Le métier en bref
L'auxiliaire ambulancier assure un rôle important dans les transports sanitaires du quotidien. Transporte les patients vers leurs établissements de soins en veillant à leur sécurité et à leur confort pendant le transport Assure le nettoyage et la désinfection du véhicule de transport sanitaire (VSL ou ambulance) après chaque intervention En équipage, intervient en soutien de l'ambulancier diplômé d'Etat Peut assister le personnel médical et les ambulanciers diplômés d'Etat dans les transport de patients en ambulance Peut effectuer des gestes de premiers secours sous supervision de l'ambulancier diplôme d'Etat chef de bord
Comment accéder à ce métier ?
Cet emploi est accessible avec un permis B hors période probatoire et une attestation préfectorale d'aptitude à la conduite d'ambulance, un certificat médical de non contre-indications à l'exercice de la profession, une attestation médicale d'immunisation et de vaccinations obligatoires, une attestation ou certification validant une formation de 70 heures au métier d'auxiliaire ambulancier, et une attestation de formation aux gestes et soins d'urgence de niveau 2.
Salaire
Entre 1400 et 1600 €/mois net pour un débutant (0-2 ans). Ce salaire est souvent légèrement supérieur au SMIC, compensant les responsabilités spécifiques du poste.
Après 3 à 5 ans d'expérience, le salaire médian peut se situer autour de 1600 à 1900 €/mois net.
Avec 10 ans et plus d'expérience, la rémunération peut atteindre 2000 à 2500 €/mois net, notamment avec des responsabilités accrues ou des spécialisations.
Ce qui fait varier la rémunération
- Le type de structure (entreprise privée, association, service hospitalier public) influence les grilles salariales et les primes.
- La localisation géographique (Paris/grandes métropoles vs. régions) peut jouer sur le niveau de rémunération.
- Les horaires de travail atypiques (nuits, week-ends, jours fériés) sont souvent compensés par des primes spécifiques.
- L'ancienneté et la reconnaissance des compétences acquises augmentent le salaire.
Formation & diplômes
L'accès à ce métier se fait principalement par une formation courte et certifiante.
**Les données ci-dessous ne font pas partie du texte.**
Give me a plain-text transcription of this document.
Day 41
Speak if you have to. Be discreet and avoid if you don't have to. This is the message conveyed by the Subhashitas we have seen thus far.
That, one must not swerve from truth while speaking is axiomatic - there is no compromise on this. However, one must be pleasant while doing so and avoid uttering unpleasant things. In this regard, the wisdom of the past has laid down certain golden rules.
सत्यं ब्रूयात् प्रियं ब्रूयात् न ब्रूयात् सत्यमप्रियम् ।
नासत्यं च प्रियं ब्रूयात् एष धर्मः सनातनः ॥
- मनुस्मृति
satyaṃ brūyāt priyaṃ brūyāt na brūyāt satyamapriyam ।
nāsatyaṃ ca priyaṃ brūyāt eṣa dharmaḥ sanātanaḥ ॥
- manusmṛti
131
Elle prépare à l'acquisition des gestes professionnels et des connaissances nécessaires au transport sanitaire non urgent et à l'assistance en ambulance.
- Attestation de formation d'auxiliaire ambulancier (70 heures).
- Attestation de Formation aux Gestes et Soins d'Urgence (AFGSU) niveau 2.
- Permis B (hors période probatoire).
- Attestation préfectorale d'aptitude à la conduite d'ambulance.
Qualités requises
- Empathie et sens du contact : Pour prendre soin des patients souvent fragiles.
- Réactivité et sang-froid : Pour gérer les situations d'urgence et imprévues.
- Rigueur et sens des responsabilités : Essentiel pour la sécurité et l'hygiène.
- Bonne condition physique : Le métier implique de porter des charges et de rester vigilant.
- Discrétion : Respecter la confidentialité des informations médicales.
Compétences clés
Évolutions de carrière
La principale évolution professionnelle pour un auxiliaire ambulancier est de préparer le Diplôme d'État d'Ambulancier (DEA). Cela permet d'accéder à plus de responsabilités, de conduire des ambulances pour les urgences médicales et de gérer des situations plus complexes. D'autres voies peuvent inclure la spécialisation dans certains types de transport (pédiatrique, soins palliatifs) ou, avec l'expérience et le DEA, l'accès à des postes de formateur ou la création de sa propre entreprise de transport sanitaire.
Métiers vers lesquels évoluer
À retenir
- C'est un maillon essentiel de la chaîne des soins et du transport sanitaire.
- Le métier implique des horaires souvent décalés (nuits, week-ends) et une forte disponibilité.
- Le contact humain est au cœur des missions, demandant écoute et soutien aux patients.
- L'accès au métier est relativement rapide grâce à une formation ciblée et courte.
- Les débouchés sont nombreux, le secteur du transport sanitaire étant en constante activité.